KayLerch / alexa-utterance-generator

Use this tool if you'd like to generate hundreds and thousands of variant utterances for your Alexa skills.
Apache License 2.0
83 stars 11 forks source link

Low performance while generating millions of utterances #1

Closed rekire closed 6 years ago

rekire commented 6 years ago

I noticed that the performance get very low when you generate a lot of permutations. The issue is that you validate every new sentence with every generated so far.

The performance issue is located in UtteranceGenerator.store(). For my usage I removed the check and added a post processing check.

Please consider to move the check out of the storage.

KayLerch commented 6 years ago

Sounds reasonable :) I did never stress this tool like you did. I agree this needs an improvement even though it is not very relevant for the use case of Alexa skills. Interaction model size is limited and won´t store millions of utterances. The most I`ve seen so far was about 15k utterances.

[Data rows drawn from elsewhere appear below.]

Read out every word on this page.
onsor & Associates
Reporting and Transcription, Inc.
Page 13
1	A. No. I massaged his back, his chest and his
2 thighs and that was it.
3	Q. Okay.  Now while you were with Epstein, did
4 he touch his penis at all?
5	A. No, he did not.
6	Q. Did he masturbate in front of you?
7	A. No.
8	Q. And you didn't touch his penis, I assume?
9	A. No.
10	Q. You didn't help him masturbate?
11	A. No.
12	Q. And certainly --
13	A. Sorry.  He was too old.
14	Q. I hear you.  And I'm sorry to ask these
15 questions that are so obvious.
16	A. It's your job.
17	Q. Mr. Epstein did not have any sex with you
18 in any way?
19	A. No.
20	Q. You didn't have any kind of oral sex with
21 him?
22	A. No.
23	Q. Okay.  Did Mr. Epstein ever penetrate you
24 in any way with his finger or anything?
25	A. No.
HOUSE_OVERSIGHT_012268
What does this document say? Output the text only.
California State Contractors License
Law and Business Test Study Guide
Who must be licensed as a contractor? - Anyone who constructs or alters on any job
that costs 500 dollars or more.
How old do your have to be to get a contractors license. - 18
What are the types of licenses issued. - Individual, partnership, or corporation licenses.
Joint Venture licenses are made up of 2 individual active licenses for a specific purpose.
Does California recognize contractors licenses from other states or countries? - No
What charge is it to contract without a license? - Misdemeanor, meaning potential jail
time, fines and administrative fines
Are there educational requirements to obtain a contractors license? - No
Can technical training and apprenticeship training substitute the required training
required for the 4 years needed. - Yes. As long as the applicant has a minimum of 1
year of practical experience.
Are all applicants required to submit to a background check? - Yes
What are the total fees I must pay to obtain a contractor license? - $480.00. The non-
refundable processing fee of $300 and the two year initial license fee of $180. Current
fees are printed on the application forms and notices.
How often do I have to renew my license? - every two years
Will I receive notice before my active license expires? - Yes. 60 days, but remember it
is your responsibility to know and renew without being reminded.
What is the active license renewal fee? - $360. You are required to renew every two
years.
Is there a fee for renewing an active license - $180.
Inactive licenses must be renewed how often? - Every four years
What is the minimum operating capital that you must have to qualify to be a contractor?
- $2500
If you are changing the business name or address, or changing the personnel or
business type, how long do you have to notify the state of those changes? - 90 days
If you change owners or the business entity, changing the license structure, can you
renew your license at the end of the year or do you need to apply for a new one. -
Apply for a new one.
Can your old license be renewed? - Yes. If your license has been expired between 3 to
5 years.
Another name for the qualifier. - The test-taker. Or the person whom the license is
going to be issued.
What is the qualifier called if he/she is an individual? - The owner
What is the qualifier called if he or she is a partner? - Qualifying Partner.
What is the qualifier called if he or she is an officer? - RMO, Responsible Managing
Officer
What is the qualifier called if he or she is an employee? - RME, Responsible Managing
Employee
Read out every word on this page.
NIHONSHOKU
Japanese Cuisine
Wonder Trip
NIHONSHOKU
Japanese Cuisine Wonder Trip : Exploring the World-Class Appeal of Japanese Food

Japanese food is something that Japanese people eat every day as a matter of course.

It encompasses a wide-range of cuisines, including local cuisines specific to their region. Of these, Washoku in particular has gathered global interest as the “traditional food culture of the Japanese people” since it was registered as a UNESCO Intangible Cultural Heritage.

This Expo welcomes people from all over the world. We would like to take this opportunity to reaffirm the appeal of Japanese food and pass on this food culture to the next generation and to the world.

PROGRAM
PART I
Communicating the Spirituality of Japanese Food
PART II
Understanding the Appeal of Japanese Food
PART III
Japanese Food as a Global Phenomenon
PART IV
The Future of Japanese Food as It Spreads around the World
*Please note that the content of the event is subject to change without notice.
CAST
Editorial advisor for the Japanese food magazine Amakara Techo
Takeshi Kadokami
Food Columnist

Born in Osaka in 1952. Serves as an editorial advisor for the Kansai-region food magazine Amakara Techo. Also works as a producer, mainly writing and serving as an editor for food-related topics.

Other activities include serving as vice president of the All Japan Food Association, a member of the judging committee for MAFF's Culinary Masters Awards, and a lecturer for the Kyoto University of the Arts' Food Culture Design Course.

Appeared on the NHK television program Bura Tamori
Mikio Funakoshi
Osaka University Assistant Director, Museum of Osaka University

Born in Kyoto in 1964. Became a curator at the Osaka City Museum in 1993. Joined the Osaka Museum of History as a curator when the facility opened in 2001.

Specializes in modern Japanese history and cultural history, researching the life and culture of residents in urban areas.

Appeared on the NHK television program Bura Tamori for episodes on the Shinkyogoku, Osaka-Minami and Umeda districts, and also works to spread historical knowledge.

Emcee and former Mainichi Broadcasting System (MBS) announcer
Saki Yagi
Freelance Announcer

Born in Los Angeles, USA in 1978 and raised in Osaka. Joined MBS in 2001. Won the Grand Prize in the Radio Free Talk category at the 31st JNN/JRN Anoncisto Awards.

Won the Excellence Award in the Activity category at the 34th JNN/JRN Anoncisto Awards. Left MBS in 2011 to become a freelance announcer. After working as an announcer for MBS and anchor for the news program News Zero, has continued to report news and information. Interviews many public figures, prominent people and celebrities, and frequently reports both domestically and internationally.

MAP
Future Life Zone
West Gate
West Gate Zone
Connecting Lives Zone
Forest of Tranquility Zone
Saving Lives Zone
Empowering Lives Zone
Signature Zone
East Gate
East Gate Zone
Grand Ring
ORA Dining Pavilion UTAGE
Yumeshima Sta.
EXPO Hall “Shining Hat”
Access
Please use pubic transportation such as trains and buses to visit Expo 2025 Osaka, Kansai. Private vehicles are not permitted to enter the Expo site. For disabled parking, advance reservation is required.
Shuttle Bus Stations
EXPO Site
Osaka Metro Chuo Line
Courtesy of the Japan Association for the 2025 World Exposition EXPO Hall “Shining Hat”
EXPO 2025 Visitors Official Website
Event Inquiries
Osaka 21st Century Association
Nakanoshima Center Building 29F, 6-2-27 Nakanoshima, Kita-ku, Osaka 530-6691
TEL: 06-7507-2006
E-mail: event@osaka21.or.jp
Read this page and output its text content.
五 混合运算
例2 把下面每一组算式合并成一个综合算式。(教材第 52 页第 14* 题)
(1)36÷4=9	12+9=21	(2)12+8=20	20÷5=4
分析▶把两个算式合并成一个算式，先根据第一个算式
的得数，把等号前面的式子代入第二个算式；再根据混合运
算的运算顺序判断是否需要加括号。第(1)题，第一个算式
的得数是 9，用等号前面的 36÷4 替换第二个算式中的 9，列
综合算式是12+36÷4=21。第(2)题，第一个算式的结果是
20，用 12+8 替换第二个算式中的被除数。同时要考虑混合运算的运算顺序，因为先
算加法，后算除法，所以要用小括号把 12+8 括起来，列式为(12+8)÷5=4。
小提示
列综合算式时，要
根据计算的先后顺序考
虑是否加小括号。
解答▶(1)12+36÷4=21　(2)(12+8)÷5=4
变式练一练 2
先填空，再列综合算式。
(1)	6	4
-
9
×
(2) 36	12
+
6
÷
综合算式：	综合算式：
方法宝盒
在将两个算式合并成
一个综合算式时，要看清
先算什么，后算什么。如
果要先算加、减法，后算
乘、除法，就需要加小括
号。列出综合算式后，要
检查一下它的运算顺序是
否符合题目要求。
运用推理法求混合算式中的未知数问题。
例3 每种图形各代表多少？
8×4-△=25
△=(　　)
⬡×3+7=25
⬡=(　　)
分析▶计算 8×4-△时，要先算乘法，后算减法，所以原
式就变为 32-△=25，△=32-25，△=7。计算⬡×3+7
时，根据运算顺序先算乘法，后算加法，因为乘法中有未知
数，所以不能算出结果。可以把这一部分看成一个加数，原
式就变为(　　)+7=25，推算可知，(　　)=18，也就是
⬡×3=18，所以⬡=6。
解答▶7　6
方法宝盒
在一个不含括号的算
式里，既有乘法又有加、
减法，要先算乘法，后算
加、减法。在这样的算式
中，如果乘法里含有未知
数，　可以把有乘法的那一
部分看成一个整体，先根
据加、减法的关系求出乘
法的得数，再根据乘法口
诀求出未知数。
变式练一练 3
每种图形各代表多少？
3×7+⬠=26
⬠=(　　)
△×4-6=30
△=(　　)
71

KayLerch commented 6 years ago

Hi Rekire,

with the new version 2 of the generator I paid more attention to runtime performance. Even though I followed your suggestion and now do validation and double detection at the very end of the process it still takes ages to process millions of utterances. I am sorry. I tried to improve the detection logic but seems like there is still room for improvement. If you want to give it a try, here it goes: https://github.com/KayLerch/alexa-utterance-generator/blob/master/src/main/java/io/klerch/alexa/utterances/model/InteractionModel.java#L110

What you can do now is to disable validation in the generator before calling generate(). This is the only booster I can offer right now ;)

KayLerch commented 6 years ago

Closing this for now. Suggestion given above. Anyone feel free to improve the algorithm referenced above as well.